When those pre-set emotional buttons are pushed, we are bound to create certain outcomes. Just like a computer that is computing on the programmer’s instructions, we run based on the information that since birth is collected and stored in our mind-body connection. Trust can be reached when we pay full attention to and believe in such sources of life-changing information as we communicate them. Non-judgmental communication, mutual respect and meaningful connections are the components of building trust.
Our judgments clearly affect the way we talk and show up in relationships. Factors such as sensitivities to our past experiences, fear of confrontation, lack of sufficient information, possibility of being rejected, social status, and most importantly the level of self-confidence and worthiness play significant roles in our judgmental stance.
A person who feels overwhelmed and anxious, or avoids interactions cannot get positive results from his/her communications. Talking about what is important to us is a requirement for mature and healthy relationships. However, how can we talk if we are not certain what is expressed is useful to us or others? It is “effective communication” that provides security, self-worth and mutual respect. We survive difficult conditions when our needs and our feelings are conveyed properly and understood by others. The art of effective communication is based on several principles:
- Clarity of intention is the starting point of any communication. Once we know why it is important to discuss our concerns, then we are able to realize who can help us or provide the necessary information.
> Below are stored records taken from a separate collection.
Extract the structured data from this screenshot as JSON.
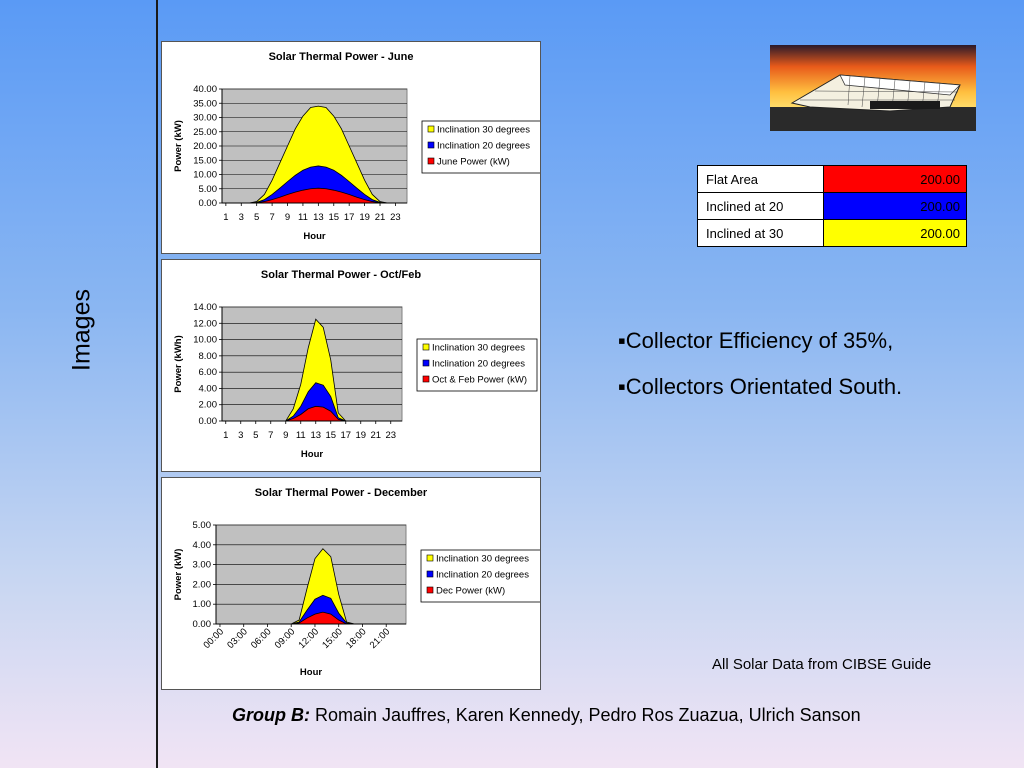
{
  "side_title": "Images",
  "chart_data": [
    {
      "type": "area",
      "title": "Solar Thermal Power - June",
      "xlabel": "Hour",
      "ylabel": "Power (kW)",
      "ylim": [
        0,
        40
      ],
      "yticks": [
        "0.00",
        "5.00",
        "10.00",
        "15.00",
        "20.00",
        "25.00",
        "30.00",
        "35.00",
        "40.00"
      ],
      "xticks": [
        "1",
        "3",
        "5",
        "7",
        "9",
        "11",
        "13",
        "15",
        "17",
        "19",
        "21",
        "23"
      ],
      "x": [
        1,
        2,
        3,
        4,
        5,
        6,
        7,
        8,
        9,
        10,
        11,
        12,
        13,
        14,
        15,
        16,
        17,
        18,
        19,
        20,
        21,
        22,
        23,
        24
      ],
      "series": [
        {
          "name": "Inclination 30 degrees",
          "color": "#ffff00",
          "values": [
            0,
            0,
            0,
            0,
            0.5,
            3,
            8,
            14,
            20,
            26,
            30.5,
            33.5,
            34,
            33.5,
            30.5,
            26,
            20,
            14,
            8,
            3,
            0.5,
            0,
            0,
            0
          ]
        },
        {
          "name": "Inclination 20 degrees",
          "color": "#0000ff",
          "values": [
            0,
            0,
            0,
            0,
            0.2,
            1.2,
            3,
            5.2,
            7.5,
            9.7,
            11.5,
            12.6,
            13,
            12.6,
            11.5,
            9.7,
            7.5,
            5.2,
            3,
            1.2,
            0.2,
            0,
            0,
            0
          ]
        },
        {
          "name": "June Power (kW)",
          "color": "#ff0000",
          "values": [
            0,
            0,
            0,
            0,
            0.1,
            0.5,
            1.2,
            2,
            3,
            3.8,
            4.5,
            5,
            5.2,
            5,
            4.5,
            3.8,
            3,
            2,
            1.2,
            0.5,
            0.1,
            0,
            0,
            0
          ]
        }
      ],
      "grid": true,
      "legend": "right"
    },
    {
      "type": "area",
      "title": "Solar Thermal Power - Oct/Feb",
      "xlabel": "Hour",
      "ylabel": "Power (kWh)",
      "ylim": [
        0,
        14
      ],
      "yticks": [
        "0.00",
        "2.00",
        "4.00",
        "6.00",
        "8.00",
        "10.00",
        "12.00",
        "14.00"
      ],
      "xticks": [
        "1",
        "3",
        "5",
        "7",
        "9",
        "11",
        "13",
        "15",
        "17",
        "19",
        "21",
        "23"
      ],
      "x": [
        1,
        2,
        3,
        4,
        5,
        6,
        7,
        8,
        9,
        10,
        11,
        12,
        13,
        14,
        15,
        16,
        17,
        18,
        19,
        20,
        21,
        22,
        23,
        24
      ],
      "series": [
        {
          "name": "Inclination 30 degrees",
          "color": "#ffff00",
          "values": [
            0,
            0,
            0,
            0,
            0,
            0,
            0,
            0,
            0,
            1.5,
            4.5,
            9,
            12.5,
            11.5,
            7.5,
            1,
            0,
            0,
            0,
            0,
            0,
            0,
            0,
            0
          ]
        },
        {
          "name": "Inclination 20 degrees",
          "color": "#0000ff",
          "values": [
            0,
            0,
            0,
            0,
            0,
            0,
            0,
            0,
            0,
            0.6,
            1.8,
            3.6,
            4.7,
            4.4,
            3,
            0.4,
            0,
            0,
            0,
            0,
            0,
            0,
            0,
            0
          ]
        },
        {
          "name": "Oct & Feb Power (kW)",
          "color": "#ff0000",
          "values": [
            0,
            0,
            0,
            0,
            0,
            0,
            0,
            0,
            0,
            0.3,
            0.8,
            1.5,
            1.8,
            1.7,
            1.2,
            0.2,
            0,
            0,
            0,
            0,
            0,
            0,
            0,
            0
          ]
        }
      ],
      "grid": true,
      "legend": "right"
    },
    {
      "type": "area",
      "title": "Solar Thermal Power - December",
      "xlabel": "Hour",
      "ylabel": "Power (kW)",
      "ylim": [
        0,
        5
      ],
      "yticks": [
        "0.00",
        "1.00",
        "2.00",
        "3.00",
        "4.00",
        "5.00"
      ],
      "xticks": [
        "00:00",
        "03:00",
        "06:00",
        "09:00",
        "12:00",
        "15:00",
        "18:00",
        "21:00"
      ],
      "x": [
        0,
        1,
        2,
        3,
        4,
        5,
        6,
        7,
        8,
        9,
        10,
        11,
        12,
        13,
        14,
        15,
        16,
        17,
        18,
        19,
        20,
        21,
        22,
        23
      ],
      "series": [
        {
          "name": "Inclination 30 degrees",
          "color": "#ffff00",
          "values": [
            0,
            0,
            0,
            0,
            0,
            0,
            0,
            0,
            0,
            0,
            0.2,
            1.8,
            3.3,
            3.8,
            3.4,
            1.5,
            0.1,
            0,
            0,
            0,
            0,
            0,
            0,
            0
          ]
        },
        {
          "name": "Inclination 20 degrees",
          "color": "#0000ff",
          "values": [
            0,
            0,
            0,
            0,
            0,
            0,
            0,
            0,
            0,
            0,
            0.1,
            0.7,
            1.25,
            1.45,
            1.3,
            0.55,
            0.05,
            0,
            0,
            0,
            0,
            0,
            0,
            0
          ]
        },
        {
          "name": "Dec Power (kW)",
          "color": "#ff0000",
          "values": [
            0,
            0,
            0,
            0,
            0,
            0,
            0,
            0,
            0,
            0,
            0.05,
            0.3,
            0.5,
            0.6,
            0.5,
            0.2,
            0,
            0,
            0,
            0,
            0,
            0,
            0,
            0
          ]
        }
      ],
      "grid": true,
      "legend": "right"
    }
  ],
  "area_table": [
    {
      "label": "Flat Area",
      "value": "200.00",
      "color": "#ff0000"
    },
    {
      "label": "Inclined at 20",
      "value": "200.00",
      "color": "#0000ff"
    },
    {
      "label": "Inclined at 30",
      "value": "200.00",
      "color": "#ffff00"
    }
  ],
  "bullets": [
    "▪Collector Efficiency of 35%,",
    "▪Collectors Orientated South."
  ],
  "source_note": "All Solar Data from CIBSE Guide",
  "footer": {
    "group_label": "Group B:",
    "members": " Romain Jauffres, Karen Kennedy, Pedro Ros Zuazua, Ulrich Sanson"
  }
}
- Awareness of the situation is the understanding of the path that leads to finding the answers we are looking for or the direction that we are seeking.
- Genuine curiosity is the key that opens up the entrance to the path of awareness and understanding. It is our desire to learn and grow.
- Timing and organization of thoughts are essential elements of proceeding on the path of effective communication; without them we cannot receive the desired outcome. Giving information requires preparation and receiving them needs organized storing and accessibility.
- Understanding our feelings is great help in organizing our thoughts. Many of us are not able to differentiate among different feelings. Lack of clarification or receiving validation and acceptance for what is communicated will result in confusion and stress.
Being judgmental, disrespectful, and distanced from others are huge obstacles in communication since they shut down the possibility for collaboration and joyful relationships.
When I stopped judging our cat, Milo, and gave up comparing him with my dogs; treated him as he liked to be treated; and, showed him that regardless of our differences I cared to be close to him, our relationship changed. Milo has since grown to be a loving part of my life and we enjoy spending time together in ways that I had not experienced before. My dogs had never physically laid down on my heart and “purrrrred” in peace and joy.
If effective communication and paying such positive attention to our pets create such wonderful relationships, then imagine how amazing it is to connect with other human beings. Being closed minded to the potential joy in relationships is a huge loss. Let’s hope none of us are losing the chances of enjoying important others around us.